五云老祖心中暗赞一声,却也不甚在意,饶是陆源身法灵动,在他看来,也唯有费力纠缠之能,全无还手之机。
两军阵中擂鼓震天,呐喊声直冲霄汉,天兵与比丘齐声助威,阵前战况愈烈,金铁交鸣之声不绝于耳。
端的是一场好杀,只见得:
兵纵交兵一相似,人心相搏两不同。
一走轻灵如江汇,一走雄浑似山巍,真君秉道匡正义,妖道逆天乱纲维,义正何愁邪与佞,道亏怎奈土克水。
枪翻恰似浪涛奔沛,槊落浑如山岳镇陲。那个枪起犹如龙惊穹昊,这个枪落却似虎震九围。
双雄赌命争赢败,一决乾坤定是非。
二人一快一慢,一柔一刚,一巧一猛,你来我往,斗得难分难解,百回合之内不分高下。
那五云老祖招招力沉,势如雷霆,每一击都带着千钧之力,却不见丝毫力竭之态,后劲绵长,源源不断。
陆源几经变招,或刺或挑,或劈或扫,欲探听他虚实底细,可五云老祖应对自如,滴水不漏。
酣战之际,五云老祖陡然蓄势,周身劲力暴涨,竟将长枪当作铁棍,横抡而下,宛若泰山压顶,直砸陆源头顶,避无可避。
陆源临危不乱,身后妖相陡现,两身四臂掐动法诀,一步踏空,身形扶摇直上,堪堪躲过这致命一击。
五云老祖见状,不慌不忙,脚下猛地一跺,大地隆隆作响,土石翻涌,一座山峰凭空隆起,将他自身拱至半空,与陆源在云端再度缠斗。
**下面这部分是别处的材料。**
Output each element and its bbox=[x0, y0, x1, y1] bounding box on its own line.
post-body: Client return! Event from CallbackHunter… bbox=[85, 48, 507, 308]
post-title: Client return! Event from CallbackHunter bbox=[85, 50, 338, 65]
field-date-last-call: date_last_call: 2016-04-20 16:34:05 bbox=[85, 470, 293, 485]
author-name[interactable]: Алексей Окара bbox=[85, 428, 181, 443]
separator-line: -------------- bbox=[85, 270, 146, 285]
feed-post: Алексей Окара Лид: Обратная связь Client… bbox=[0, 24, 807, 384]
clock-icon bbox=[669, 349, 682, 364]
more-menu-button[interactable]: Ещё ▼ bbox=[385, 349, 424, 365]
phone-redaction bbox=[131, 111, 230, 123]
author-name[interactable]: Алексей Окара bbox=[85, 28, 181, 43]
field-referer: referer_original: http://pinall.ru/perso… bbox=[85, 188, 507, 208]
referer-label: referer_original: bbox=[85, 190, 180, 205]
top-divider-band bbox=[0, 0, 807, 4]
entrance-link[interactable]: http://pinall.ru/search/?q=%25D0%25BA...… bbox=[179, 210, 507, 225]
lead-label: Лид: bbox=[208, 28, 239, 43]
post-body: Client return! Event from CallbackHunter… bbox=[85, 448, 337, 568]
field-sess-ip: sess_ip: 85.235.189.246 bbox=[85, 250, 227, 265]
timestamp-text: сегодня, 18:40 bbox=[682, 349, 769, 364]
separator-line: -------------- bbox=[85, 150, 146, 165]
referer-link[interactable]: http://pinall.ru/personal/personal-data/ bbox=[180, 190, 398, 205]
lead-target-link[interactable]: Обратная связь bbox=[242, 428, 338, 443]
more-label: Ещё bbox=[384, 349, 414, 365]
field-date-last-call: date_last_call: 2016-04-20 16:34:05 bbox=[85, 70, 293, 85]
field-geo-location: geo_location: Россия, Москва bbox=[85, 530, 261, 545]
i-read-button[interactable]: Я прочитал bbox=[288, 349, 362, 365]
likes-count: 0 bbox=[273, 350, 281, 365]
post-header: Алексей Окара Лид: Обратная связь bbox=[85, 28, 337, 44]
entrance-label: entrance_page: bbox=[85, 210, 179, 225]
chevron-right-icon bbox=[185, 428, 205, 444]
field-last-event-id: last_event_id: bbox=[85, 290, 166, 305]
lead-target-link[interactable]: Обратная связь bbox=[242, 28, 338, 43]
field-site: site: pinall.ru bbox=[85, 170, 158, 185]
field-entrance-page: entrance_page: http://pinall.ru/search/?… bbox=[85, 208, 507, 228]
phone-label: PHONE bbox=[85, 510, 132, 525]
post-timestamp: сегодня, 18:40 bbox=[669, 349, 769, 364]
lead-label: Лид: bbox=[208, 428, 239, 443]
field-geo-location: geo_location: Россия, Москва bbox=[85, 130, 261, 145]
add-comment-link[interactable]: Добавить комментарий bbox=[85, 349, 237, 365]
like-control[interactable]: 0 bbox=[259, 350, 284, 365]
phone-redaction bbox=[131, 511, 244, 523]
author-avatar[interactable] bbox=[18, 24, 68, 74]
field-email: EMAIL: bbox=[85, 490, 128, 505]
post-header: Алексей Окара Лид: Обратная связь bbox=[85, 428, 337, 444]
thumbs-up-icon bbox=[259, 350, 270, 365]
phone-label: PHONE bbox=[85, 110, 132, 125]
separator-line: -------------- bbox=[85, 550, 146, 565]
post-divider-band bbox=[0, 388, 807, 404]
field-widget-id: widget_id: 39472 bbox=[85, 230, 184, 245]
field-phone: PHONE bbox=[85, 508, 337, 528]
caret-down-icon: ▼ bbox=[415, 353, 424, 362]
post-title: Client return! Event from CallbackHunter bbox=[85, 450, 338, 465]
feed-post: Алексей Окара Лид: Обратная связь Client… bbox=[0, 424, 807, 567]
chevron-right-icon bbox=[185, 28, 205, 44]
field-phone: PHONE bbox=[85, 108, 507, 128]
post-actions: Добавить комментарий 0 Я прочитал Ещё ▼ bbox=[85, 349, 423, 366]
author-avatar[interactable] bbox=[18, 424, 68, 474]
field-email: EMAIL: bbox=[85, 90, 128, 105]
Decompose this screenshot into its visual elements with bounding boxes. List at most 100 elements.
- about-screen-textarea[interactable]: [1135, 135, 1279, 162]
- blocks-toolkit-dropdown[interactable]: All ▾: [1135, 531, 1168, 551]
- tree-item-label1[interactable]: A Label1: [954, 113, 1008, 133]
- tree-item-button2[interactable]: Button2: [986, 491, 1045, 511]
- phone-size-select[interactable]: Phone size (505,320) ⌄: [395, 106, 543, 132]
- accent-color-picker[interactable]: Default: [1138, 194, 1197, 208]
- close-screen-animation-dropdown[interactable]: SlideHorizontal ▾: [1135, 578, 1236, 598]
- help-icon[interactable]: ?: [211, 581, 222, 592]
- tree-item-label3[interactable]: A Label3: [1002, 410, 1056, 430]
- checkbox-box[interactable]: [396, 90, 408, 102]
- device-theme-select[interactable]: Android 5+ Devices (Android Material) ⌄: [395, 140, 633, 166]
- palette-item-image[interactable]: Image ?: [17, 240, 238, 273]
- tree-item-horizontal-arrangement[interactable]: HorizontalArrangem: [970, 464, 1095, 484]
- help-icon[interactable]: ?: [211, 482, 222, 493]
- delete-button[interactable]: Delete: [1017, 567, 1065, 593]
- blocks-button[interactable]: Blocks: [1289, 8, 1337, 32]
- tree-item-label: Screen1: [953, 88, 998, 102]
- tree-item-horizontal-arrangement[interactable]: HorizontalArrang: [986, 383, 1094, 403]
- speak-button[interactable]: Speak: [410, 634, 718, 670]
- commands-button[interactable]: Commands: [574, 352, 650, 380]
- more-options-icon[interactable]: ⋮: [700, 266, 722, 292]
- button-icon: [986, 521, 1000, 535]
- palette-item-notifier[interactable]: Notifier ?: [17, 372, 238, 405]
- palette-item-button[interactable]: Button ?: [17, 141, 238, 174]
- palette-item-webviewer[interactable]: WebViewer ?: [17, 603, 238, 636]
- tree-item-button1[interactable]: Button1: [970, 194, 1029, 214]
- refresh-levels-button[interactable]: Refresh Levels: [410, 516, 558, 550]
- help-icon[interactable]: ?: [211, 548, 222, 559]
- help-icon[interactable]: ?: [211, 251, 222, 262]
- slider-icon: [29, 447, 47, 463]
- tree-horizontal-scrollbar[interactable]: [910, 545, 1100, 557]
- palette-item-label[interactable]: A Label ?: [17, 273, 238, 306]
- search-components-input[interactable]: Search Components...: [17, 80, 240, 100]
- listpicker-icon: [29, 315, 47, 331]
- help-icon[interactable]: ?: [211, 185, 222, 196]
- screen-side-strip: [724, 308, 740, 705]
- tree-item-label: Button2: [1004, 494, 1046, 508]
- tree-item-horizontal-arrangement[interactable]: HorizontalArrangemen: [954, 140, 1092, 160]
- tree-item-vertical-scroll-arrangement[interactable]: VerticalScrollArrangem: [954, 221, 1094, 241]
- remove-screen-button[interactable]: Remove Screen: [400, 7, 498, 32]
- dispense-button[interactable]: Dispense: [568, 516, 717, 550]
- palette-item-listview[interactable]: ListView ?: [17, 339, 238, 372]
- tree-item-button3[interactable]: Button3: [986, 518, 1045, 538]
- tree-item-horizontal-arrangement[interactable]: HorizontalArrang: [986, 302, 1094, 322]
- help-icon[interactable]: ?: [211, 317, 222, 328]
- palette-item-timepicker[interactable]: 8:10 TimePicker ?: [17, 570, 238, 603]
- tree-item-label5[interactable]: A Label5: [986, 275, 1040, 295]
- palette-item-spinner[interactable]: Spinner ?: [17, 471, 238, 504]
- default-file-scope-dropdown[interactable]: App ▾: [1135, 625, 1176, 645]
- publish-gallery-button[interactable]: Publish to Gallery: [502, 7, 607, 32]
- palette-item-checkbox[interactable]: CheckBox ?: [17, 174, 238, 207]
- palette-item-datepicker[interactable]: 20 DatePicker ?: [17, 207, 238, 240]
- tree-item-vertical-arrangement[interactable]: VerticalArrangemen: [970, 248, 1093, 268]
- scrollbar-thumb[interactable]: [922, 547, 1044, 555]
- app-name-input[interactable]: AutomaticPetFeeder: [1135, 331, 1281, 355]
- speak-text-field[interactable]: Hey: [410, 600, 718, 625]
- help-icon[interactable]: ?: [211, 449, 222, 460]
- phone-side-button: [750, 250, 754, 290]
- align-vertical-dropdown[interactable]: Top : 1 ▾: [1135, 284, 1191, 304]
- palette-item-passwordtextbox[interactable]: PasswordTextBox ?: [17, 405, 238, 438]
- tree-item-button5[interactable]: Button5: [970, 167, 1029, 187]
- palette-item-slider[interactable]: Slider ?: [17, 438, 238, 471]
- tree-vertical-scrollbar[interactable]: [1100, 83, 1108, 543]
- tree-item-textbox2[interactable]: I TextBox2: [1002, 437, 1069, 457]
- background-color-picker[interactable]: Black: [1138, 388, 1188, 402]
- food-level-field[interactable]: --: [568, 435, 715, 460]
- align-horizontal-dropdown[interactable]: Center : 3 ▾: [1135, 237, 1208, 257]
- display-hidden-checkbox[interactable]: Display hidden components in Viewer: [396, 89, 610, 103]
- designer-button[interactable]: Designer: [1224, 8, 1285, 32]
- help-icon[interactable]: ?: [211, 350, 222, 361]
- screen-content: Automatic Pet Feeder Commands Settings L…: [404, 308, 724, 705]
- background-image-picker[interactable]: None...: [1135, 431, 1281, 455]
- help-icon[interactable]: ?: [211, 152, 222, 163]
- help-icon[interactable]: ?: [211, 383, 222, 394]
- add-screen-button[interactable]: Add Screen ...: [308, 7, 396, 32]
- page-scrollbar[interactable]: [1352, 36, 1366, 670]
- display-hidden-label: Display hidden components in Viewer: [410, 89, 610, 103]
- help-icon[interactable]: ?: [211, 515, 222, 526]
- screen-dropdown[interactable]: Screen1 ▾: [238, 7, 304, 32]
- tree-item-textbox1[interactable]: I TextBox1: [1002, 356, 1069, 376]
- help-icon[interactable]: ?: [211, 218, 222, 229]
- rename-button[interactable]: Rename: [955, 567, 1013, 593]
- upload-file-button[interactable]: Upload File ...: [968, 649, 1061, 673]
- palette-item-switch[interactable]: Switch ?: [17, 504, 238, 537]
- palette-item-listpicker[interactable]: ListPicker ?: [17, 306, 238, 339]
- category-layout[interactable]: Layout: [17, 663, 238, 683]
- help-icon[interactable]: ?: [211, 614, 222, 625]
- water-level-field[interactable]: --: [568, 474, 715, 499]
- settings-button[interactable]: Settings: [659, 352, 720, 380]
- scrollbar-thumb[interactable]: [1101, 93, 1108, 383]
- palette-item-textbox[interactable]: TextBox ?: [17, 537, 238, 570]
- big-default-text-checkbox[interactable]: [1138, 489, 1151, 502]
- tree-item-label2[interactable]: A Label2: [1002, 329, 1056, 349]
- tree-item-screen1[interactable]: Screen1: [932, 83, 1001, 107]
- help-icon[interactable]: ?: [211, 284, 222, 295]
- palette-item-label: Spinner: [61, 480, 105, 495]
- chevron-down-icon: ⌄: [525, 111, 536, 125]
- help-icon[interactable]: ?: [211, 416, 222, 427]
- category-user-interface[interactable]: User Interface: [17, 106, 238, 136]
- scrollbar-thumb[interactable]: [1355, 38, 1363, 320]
陆源目光一凝,看向他脚下凭空生出的山峰,心中一动,当即反手掣出倚天剑,却不劈向五云老祖,反而挥剑直斩那座凭空而生的山峰。
众仙见状,皆是心惊不已,暗道陆源莫非无计可施,竟失了准头?
可五云老祖望见倚天剑斩向山峰,脸色一变,如临大敌,竟舍了陆源,主动使枪迎上去招架。
枪剑相撞,一股沛然莫御的劲力顺着剑身传至陆源双臂,让他手臂酸麻,连退数步,胸口发闷,气血翻涌。
陆源退后数步,蓦地一声暴喝:“疾!”
手腕陡翻,将先天罥索凌空甩出。金光破空而出,如灵蛇出洞,直缠五云老祖周身。
五云老祖惊见金光袭来,急挺长枪横砸,欲将索线荡开。
哪知这罥索遇兵即缠、遇力即收,竟顺着枪杆顺势而上,转瞬便将他双臂、腰身缠了个结结实实,任他一身巨力,也动弹不得分毫。
陆源更不迟疑,缩地成寸一步跨至近前,倚天剑寒光一落,快得不见踪迹。
一声轻响,五云老祖头颅应声而落,滚落在地。
众比丘失声惊呼,可定睛一看,那颈间腔子之上,竟无半滴鲜血溢出。
落地头颅转瞬便没入土中,不见踪影,那无头腔子之上,皮肉蠕动,竟又缓缓生出一颗全新头颅,容貌依旧。
陆源片刻也不停留,倚天剑不斩其人,反倒剑锋一转,挟雷霆万钧之势,直劈他脚下那座凭空隆起的山峰。